Experimental program
Comparison scheme
Effect test

Embodiment 1

[0067] Example 1: 6-Methoxybenzothiophene (3)

[0068]Bromoacetaldehyde diethyl acetal (16.50ml, 0.11mol) was added dropwise to m-methoxythiophenol (1) (15ml, 0.12mol) and K in acetone (150ml) at room temperature 2 CO 3 (16.60g, 0.12mol) in a mixture. The reaction mixture was stirred for 16 hours, then filtered. The solid was washed with acetone, and the combined filtrates were concentrated in vacuo. The residue was washed with water, washed with Et 2 O extraction. The organic phase was washed with 0.5M KOH, water and brine, washed with Na 2 SO 4 Drying, filtration and concentration in vacuo yielded 27.40 g of compound (2) as a dark yellow oil.

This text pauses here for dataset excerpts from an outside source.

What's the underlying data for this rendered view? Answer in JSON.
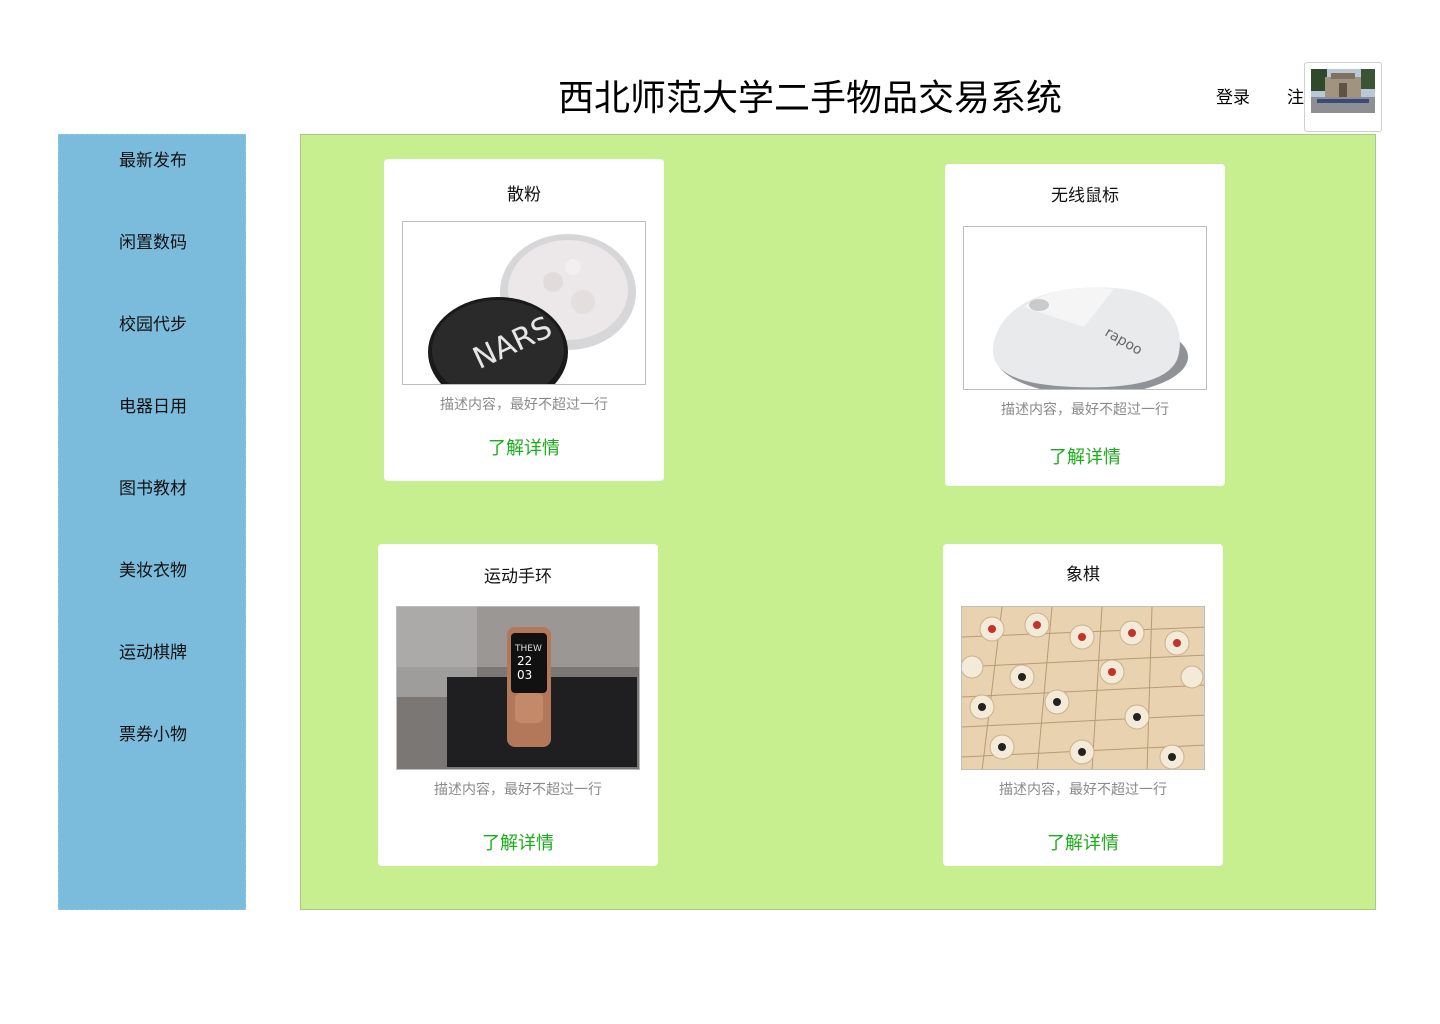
{
  "header": {
    "title": "西北师范大学二手物品交易系统",
    "login_label": "登录",
    "register_label": "注册"
  },
  "sidebar": {
    "items": [
      {
        "label": "最新发布"
      },
      {
        "label": "闲置数码"
      },
      {
        "label": "校园代步"
      },
      {
        "label": "电器日用"
      },
      {
        "label": "图书教材"
      },
      {
        "label": "美妆衣物"
      },
      {
        "label": "运动棋牌"
      },
      {
        "label": "票券小物"
      }
    ]
  },
  "products": [
    {
      "title": "散粉",
      "image_icon": "loose-powder-image",
      "description": "描述内容，最好不超过一行",
      "link_label": "了解详情"
    },
    {
      "title": "无线鼠标",
      "image_icon": "wireless-mouse-image",
      "description": "描述内容，最好不超过一行",
      "link_label": "了解详情"
    },
    {
      "title": "运动手环",
      "image_icon": "fitness-band-image",
      "description": "描述内容，最好不超过一行",
      "link_label": "了解详情"
    },
    {
      "title": "象棋",
      "image_icon": "chinese-chess-image",
      "description": "描述内容，最好不超过一行",
      "link_label": "了解详情"
    }
  ],
  "colors": {
    "sidebar_bg": "#7bbcdc",
    "main_bg": "#c7ef90",
    "link_green": "#1aad19"
  }
}
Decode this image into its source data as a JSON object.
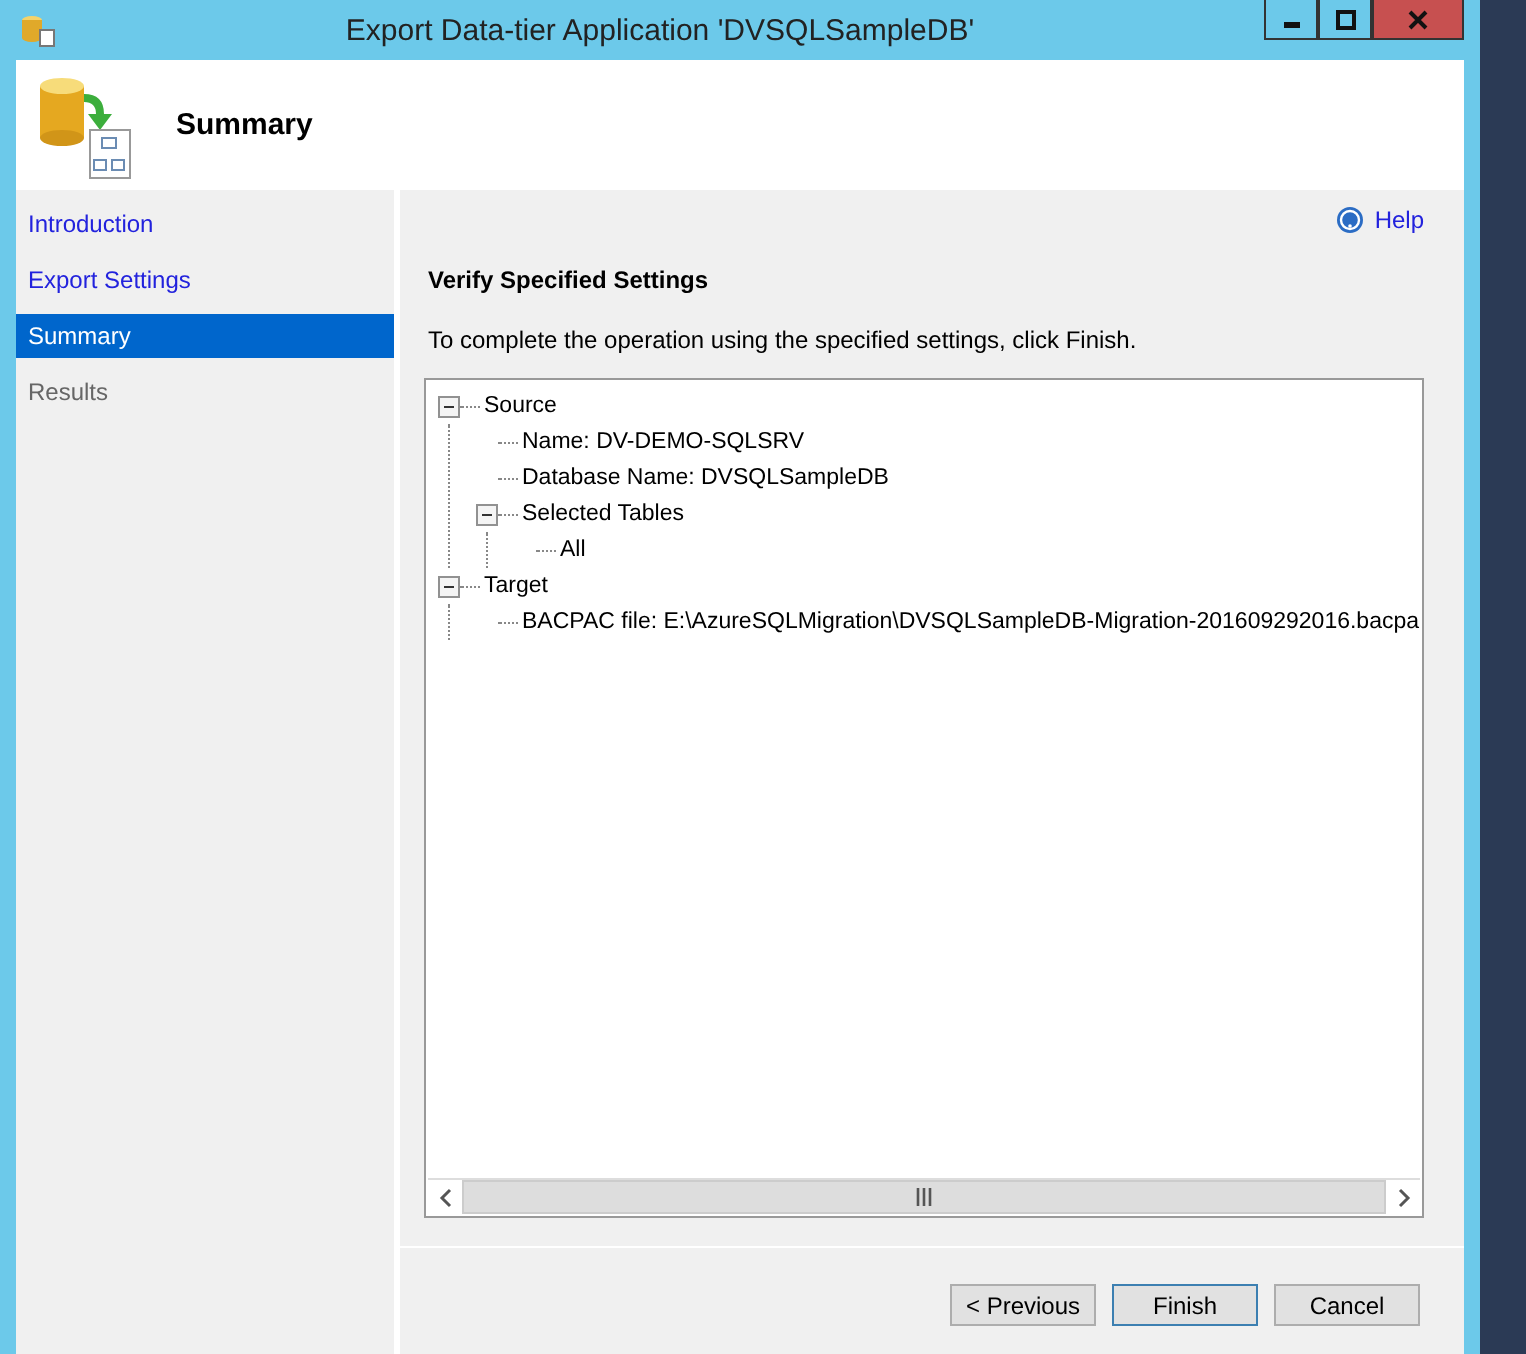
{
  "window": {
    "title": "Export Data-tier Application 'DVSQLSampleDB'"
  },
  "header": {
    "title": "Summary"
  },
  "sidebar": {
    "items": [
      {
        "label": "Introduction",
        "selected": false,
        "disabled": false
      },
      {
        "label": "Export Settings",
        "selected": false,
        "disabled": false
      },
      {
        "label": "Summary",
        "selected": true,
        "disabled": false
      },
      {
        "label": "Results",
        "selected": false,
        "disabled": true
      }
    ]
  },
  "help": {
    "label": "Help"
  },
  "content": {
    "heading": "Verify Specified Settings",
    "description": "To complete the operation using the specified settings, click Finish."
  },
  "tree": [
    {
      "label": "Source",
      "expanded": true,
      "children": [
        {
          "label": "Name: DV-DEMO-SQLSRV"
        },
        {
          "label": "Database Name: DVSQLSampleDB"
        },
        {
          "label": "Selected Tables",
          "expanded": true,
          "children": [
            {
              "label": "All"
            }
          ]
        }
      ]
    },
    {
      "label": "Target",
      "expanded": true,
      "children": [
        {
          "label": "BACPAC file: E:\\AzureSQLMigration\\DVSQLSampleDB-Migration-201609292016.bacpa"
        }
      ]
    }
  ],
  "buttons": [
    {
      "label": "< Previous",
      "default": false
    },
    {
      "label": "Finish",
      "default": true
    },
    {
      "label": "Cancel",
      "default": false
    }
  ]
}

[0069] 1 H-NMR (CDCl 3 ): 1.18(t, 6H), 3.13(d, 2H), 3.43-3.73(m, 4H), 3.77(s, 3H), 4.67(t, 1H), 6.60-7.27(m, 4H).

[0070] Under nitrogen atmosphere and room temperature, (2) (13.00 g, 0.051 mol) was dissolved in CH 2 Cl 2 (100ml) was added dropwise to BF 3 .Et 2 O (6.70ml, 0.054mol) in CH 2 Cl 2 (1000ml) in solution. ...

Embodiment 2

[0072] Example 2: 2-bromo-6-methoxybenzothiophene (4)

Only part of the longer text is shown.